The angiogenic activity of cheiradone was determined using the semi-quantitative chick chorioallantoic assay (CAM) as described previously 36. To expose the CAM a window was created in the shells of 4 day-old chicken eggs. On day 8, a 2 mm³ methycellulose pellet (5 μl of 1% sterile methylcellulose; 400 centipoise, Sigma UK) containing no additions (control), the test compound (10 μg) with and without VEGF (100 ng) were applied to the membrane. The resultant angiogenesis scored on day 14 as 0- negative; 0.5- change in vessel architecture; 1- partial spokewheel (1/3 of circumference exhibits directional angiogenesis); 2- spokewheel; 3 or greater-strong and fully spokewheel. This approach enabled calculation of an accumulated response in each group. To photograph the membrane, 2 cm³ of a 50% emulsion of aqueous paraffin oil containing 2% Tween-80 was injected at the site of application and photographed using a Leitz dissecting microscope. Each experiment was performed five times and statistical significance was determined by the Mann-Whitney U test and the data is expressed as a median value (m).
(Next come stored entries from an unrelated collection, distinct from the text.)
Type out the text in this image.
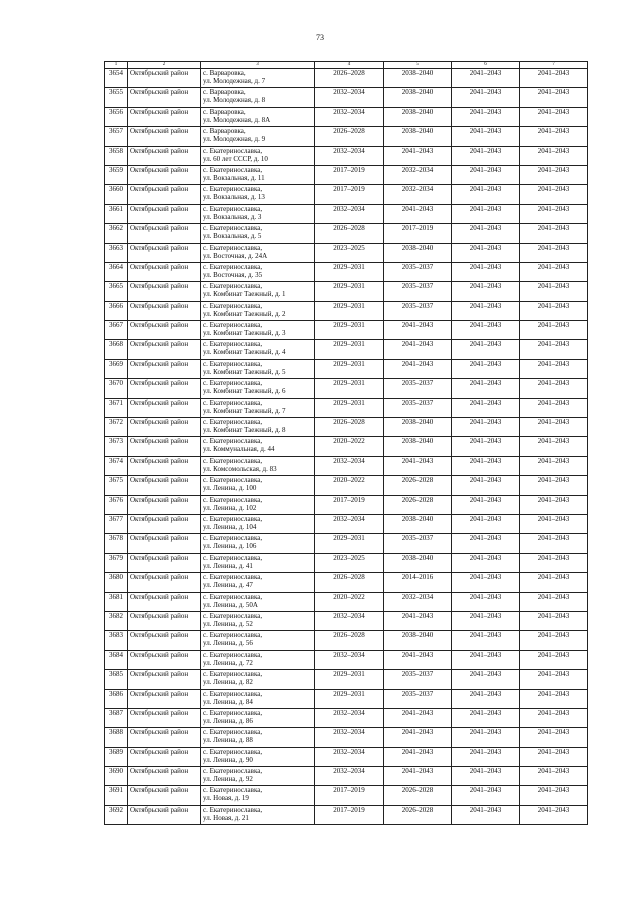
73
1	2	3	4	5	6	7
3654	Октябрьский район	с. Варваровка,
ул. Молодежная, д. 7	2026–2028	2038–2040	2041–2043	2041–2043
3655	Октябрьский район	с. Варваровка,
ул. Молодежная, д. 8	2032–2034	2038–2040	2041–2043	2041–2043
3656	Октябрьский район	с. Варваровка,
ул. Молодежная, д. 8А	2032–2034	2038–2040	2041–2043	2041–2043
3657	Октябрьский район	с. Варваровка,
ул. Молодежная, д. 9	2026–2028	2038–2040	2041–2043	2041–2043
3658	Октябрьский район	с. Екатеринославка,
ул. 60 лет СССР, д. 10	2032–2034	2041–2043	2041–2043	2041–2043
3659	Октябрьский район	с. Екатеринославка,
ул. Вокзальная, д. 11	2017–2019	2032–2034	2041–2043	2041–2043
3660	Октябрьский район	с. Екатеринославка,
ул. Вокзальная, д. 13	2017–2019	2032–2034	2041–2043	2041–2043
3661	Октябрьский район	с. Екатеринославка,
ул. Вокзальная, д. 3	2032–2034	2041–2043	2041–2043	2041–2043
3662	Октябрьский район	с. Екатеринославка,
ул. Вокзальная, д. 5	2026–2028	2017–2019	2041–2043	2041–2043
3663	Октябрьский район	с. Екатеринославка,
ул. Восточная, д. 24А	2023–2025	2038–2040	2041–2043	2041–2043
3664	Октябрьский район	с. Екатеринославка,
ул. Восточная, д. 35	2029–2031	2035–2037	2041–2043	2041–2043
3665	Октябрьский район	с. Екатеринославка,
ул. Комбинат Таежный, д. 1	2029–2031	2035–2037	2041–2043	2041–2043
3666	Октябрьский район	с. Екатеринославка,
ул. Комбинат Таежный, д. 2	2029–2031	2035–2037	2041–2043	2041–2043
3667	Октябрьский район	с. Екатеринославка,
ул. Комбинат Таежный, д. 3	2029–2031	2041–2043	2041–2043	2041–2043
3668	Октябрьский район	с. Екатеринославка,
ул. Комбинат Таежный, д. 4	2029–2031	2041–2043	2041–2043	2041–2043
3669	Октябрьский район	с. Екатеринославка,
ул. Комбинат Таежный, д. 5	2029–2031	2041–2043	2041–2043	2041–2043
3670	Октябрьский район	с. Екатеринославка,
ул. Комбинат Таежный, д. 6	2029–2031	2035–2037	2041–2043	2041–2043
3671	Октябрьский район	с. Екатеринославка,
ул. Комбинат Таежный, д. 7	2029–2031	2035–2037	2041–2043	2041–2043
3672	Октябрьский район	с. Екатеринославка,
ул. Комбинат Таежный, д. 8	2026–2028	2038–2040	2041–2043	2041–2043
3673	Октябрьский район	с. Екатеринославка,
ул. Коммунальная, д. 44	2020–2022	2038–2040	2041–2043	2041–2043
3674	Октябрьский район	с. Екатеринославка,
ул. Комсомольская, д. 83	2032–2034	2041–2043	2041–2043	2041–2043
3675	Октябрьский район	с. Екатеринославка,
ул. Ленина, д. 100	2020–2022	2026–2028	2041–2043	2041–2043
3676	Октябрьский район	с. Екатеринославка,
ул. Ленина, д. 102	2017–2019	2026–2028	2041–2043	2041–2043
3677	Октябрьский район	с. Екатеринославка,
ул. Ленина, д. 104	2032–2034	2038–2040	2041–2043	2041–2043
3678	Октябрьский район	с. Екатеринославка,
ул. Ленина, д. 106	2029–2031	2035–2037	2041–2043	2041–2043
3679	Октябрьский район	с. Екатеринославка,
ул. Ленина, д. 41	2023–2025	2038–2040	2041–2043	2041–2043
3680	Октябрьский район	с. Екатеринославка,
ул. Ленина, д. 47	2026–2028	2014–2016	2041–2043	2041–2043
3681	Октябрьский район	с. Екатеринославка,
ул. Ленина, д. 50А	2020–2022	2032–2034	2041–2043	2041–2043
3682	Октябрьский район	с. Екатеринославка,
ул. Ленина, д. 52	2032–2034	2041–2043	2041–2043	2041–2043
3683	Октябрьский район	с. Екатеринославка,
ул. Ленина, д. 56	2026–2028	2038–2040	2041–2043	2041–2043
3684	Октябрьский район	с. Екатеринославка,
ул. Ленина, д. 72	2032–2034	2041–2043	2041–2043	2041–2043
3685	Октябрьский район	с. Екатеринославка,
ул. Ленина, д. 82	2029–2031	2035–2037	2041–2043	2041–2043
3686	Октябрьский район	с. Екатеринославка,
ул. Ленина, д. 84	2029–2031	2035–2037	2041–2043	2041–2043
3687	Октябрьский район	с. Екатеринославка,
ул. Ленина, д. 86	2032–2034	2041–2043	2041–2043	2041–2043
3688	Октябрьский район	с. Екатеринославка,
ул. Ленина, д. 88	2032–2034	2041–2043	2041–2043	2041–2043
3689	Октябрьский район	с. Екатеринославка,
ул. Ленина, д. 90	2032–2034	2041–2043	2041–2043	2041–2043
3690	Октябрьский район	с. Екатеринославка,
ул. Ленина, д. 92	2032–2034	2041–2043	2041–2043	2041–2043
3691	Октябрьский район	с. Екатеринославка,
ул. Новая, д. 19	2017–2019	2026–2028	2041–2043	2041–2043
3692	Октябрьский район	с. Екатеринославка,
ул. Новая, д. 21	2017–2019	2026–2028	2041–2043	2041–2043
Cheiradone toxicity was determined using MTT and active caspase-3 assays. BAECs or HDMECs (7.5 × 10³) were seeded in a 96 well plate and incubated for 4 h to allow cell adhesion. Cheiradone or staurosporine, an inducer of active caspase-3 and therefore, of apoptosis (1 μM) was added to the wells. Control cells were treated with PBS and the plate was incubated at room temperature for 72 hours. MTT reagent (10 μl) was added followed by incubation at room temperature for 2–4 h. When a purple precipitate was visible, detergent reagent (100 μl) was added to the plates and incubated at room temperature for 2 h in the dark. Absorbance was measured at 570 nm using a microplate reader.

In the apoptosis assay, HDMECs or BAEC (4 × 10⁴/ml) in complete medium were added to the chambers slide and allowed to adhere for 24 h. Cheiradone (8.2 μM) or staurosporine (1 μM) were added to all wells except control (PBS) and incubated for 24 hours. Wells treated with staurosporine were immediately washed (PBS) and fixed (4% paraformaldehyde) when cell morphology became round (2–4 h). After washing and fixing, cells were permeablized (0.1% Triton X-100; 10 min), washed (×5 ~ 5 min each), air dried and blocked with 1% BSA in 1:50 TBS Tween for 1 h at room temperature. Cells were incubated with goat anti-active caspase-3 (R&D system, UK; 1% BSA in TBS Tween) for 1 h. The plates were incubated with anti-goat Alexa-Flour 488 conjugated green fluorescent dye for 1.5 h at room temperature. Ten random homogeneous fields were viewed, and photographed.